One of the group's biggest issues is a potential "conflict of laws." All five companies have their headquarters based overseas, meaning requests for data could clash with the prevailing laws in other countries. If the UK government asked for information in a way that would break US rules, for instance, it could leave service providers in a difficult position deciding whose laws to violate. "If the UK legislation retains authority to reach extraterritorially," the group says, "the Bill should consistently and explicitly state that no company is required to comply with any notice."
The Investigatory Powers Bill is also unclear about its position on encryption. In an opening section called "Context," the Home Office says the proposals enforce "no additional requirements in relation to encryption over and above the existing obligations in RIPA." RIPA being an existing and primary piece of UK surveillance legislation (it acts as a foundation and would remain in place even if the new legislation is passed.) Later in the new Bill it does, however, refer to a "technical capability notice" which could demand "the removal of electronic protection applied by a relevant operator to any communications or data."
What this means for end-to-end encryption, a method which means operators are unable to decrypt, is uncertain. The group says it wants the Home Office to state definitively that "nothing in the Bill should be construed to require a company to weaken or defeat its security measures." In addition, the group thinks the UK government shouldn't be allowed to request data that wouldn't normally be retained.
When the new Bill was first unveiled, the Home Office was keen to promote its proposals for a judicial review system. In addition to a sign-off from the Secretary of State, this would force government agencies to gain approval from an independent judge. However, the idea has since been criticised. Some argue that these judges would only check the technicality of the application -- that proper procedures were followed, in other words -- rather than the nature of the case itself. The group writes:
"To truly serve as a second lock, this function must not just assess the rationality or reasonableness of the ministerial decision, but ensure that investigatory warrants under the Bill will withstand the full scrutiny of a court."

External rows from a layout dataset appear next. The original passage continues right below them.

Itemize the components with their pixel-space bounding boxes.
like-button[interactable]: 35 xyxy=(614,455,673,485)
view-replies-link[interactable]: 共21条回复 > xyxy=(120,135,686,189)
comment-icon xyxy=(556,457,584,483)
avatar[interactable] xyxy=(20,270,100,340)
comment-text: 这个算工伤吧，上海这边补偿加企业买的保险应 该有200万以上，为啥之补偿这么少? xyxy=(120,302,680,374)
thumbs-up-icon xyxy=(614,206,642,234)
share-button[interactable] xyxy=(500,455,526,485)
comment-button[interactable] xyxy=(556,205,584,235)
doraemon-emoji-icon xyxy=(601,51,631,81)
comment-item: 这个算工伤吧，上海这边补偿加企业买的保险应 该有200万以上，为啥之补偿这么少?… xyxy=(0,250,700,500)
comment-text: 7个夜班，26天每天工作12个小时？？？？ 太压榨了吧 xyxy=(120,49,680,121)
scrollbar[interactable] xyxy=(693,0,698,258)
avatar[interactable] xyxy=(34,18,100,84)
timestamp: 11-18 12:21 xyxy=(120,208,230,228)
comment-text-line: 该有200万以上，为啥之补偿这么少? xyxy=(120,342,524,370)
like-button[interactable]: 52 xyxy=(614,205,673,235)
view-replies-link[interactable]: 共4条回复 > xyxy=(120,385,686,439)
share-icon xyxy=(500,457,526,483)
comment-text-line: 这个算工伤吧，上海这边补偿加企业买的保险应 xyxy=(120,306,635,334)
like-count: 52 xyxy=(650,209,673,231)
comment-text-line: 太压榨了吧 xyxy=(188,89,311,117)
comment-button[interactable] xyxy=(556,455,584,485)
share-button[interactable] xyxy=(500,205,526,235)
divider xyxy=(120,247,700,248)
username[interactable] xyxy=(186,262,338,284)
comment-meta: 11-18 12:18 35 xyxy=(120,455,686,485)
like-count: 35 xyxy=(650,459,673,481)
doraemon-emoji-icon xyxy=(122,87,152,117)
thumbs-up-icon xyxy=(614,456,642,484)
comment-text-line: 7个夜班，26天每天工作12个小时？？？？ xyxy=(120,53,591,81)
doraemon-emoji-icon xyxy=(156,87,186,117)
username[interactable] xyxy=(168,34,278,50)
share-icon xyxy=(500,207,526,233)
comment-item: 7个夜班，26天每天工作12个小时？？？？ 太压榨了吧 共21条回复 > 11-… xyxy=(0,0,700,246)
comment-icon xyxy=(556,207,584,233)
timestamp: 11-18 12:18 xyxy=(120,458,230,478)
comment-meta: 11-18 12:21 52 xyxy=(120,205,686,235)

Another, probably unrealistic request is to have users notified when a government seeks access to their communications. In their written evidence, the five companies say this is important so that users can exercise their legal rights if they think the intrusion is unlawful. It's an unlikely concession, however, given it would upend the secretive nature by which government agencies currently monitor communications.
Last, but certainly not least is a complete dismissal of the government's plan to legalise equipment interference, which also covers hacking. These powers have reportedly been legal before now, but never specifically stated in legislation, so the Bill is an important moment for policymakers and privacy advocates to debate its restrictions. The group doesn't want it to be legalised at all, however: "This could involve the introduction of risks or vulnerabilities into products or services, it would be a very dangerous precedent to set, and we would urge your Government to reconsider."
Since the draft Bill was published in November, a cross-party committee has been collecting feedback from both the government and technology companies. It's been conducted through a combination of hearings and written evidence submissions, covering ISPs and mobile carriers, politicians, professors and members of the intelligence community. Almost everyone has concerns or questions -- it'll soon be down to the committee to report its findings and for the government to decide which, if any it should take action on before finalising the Bill.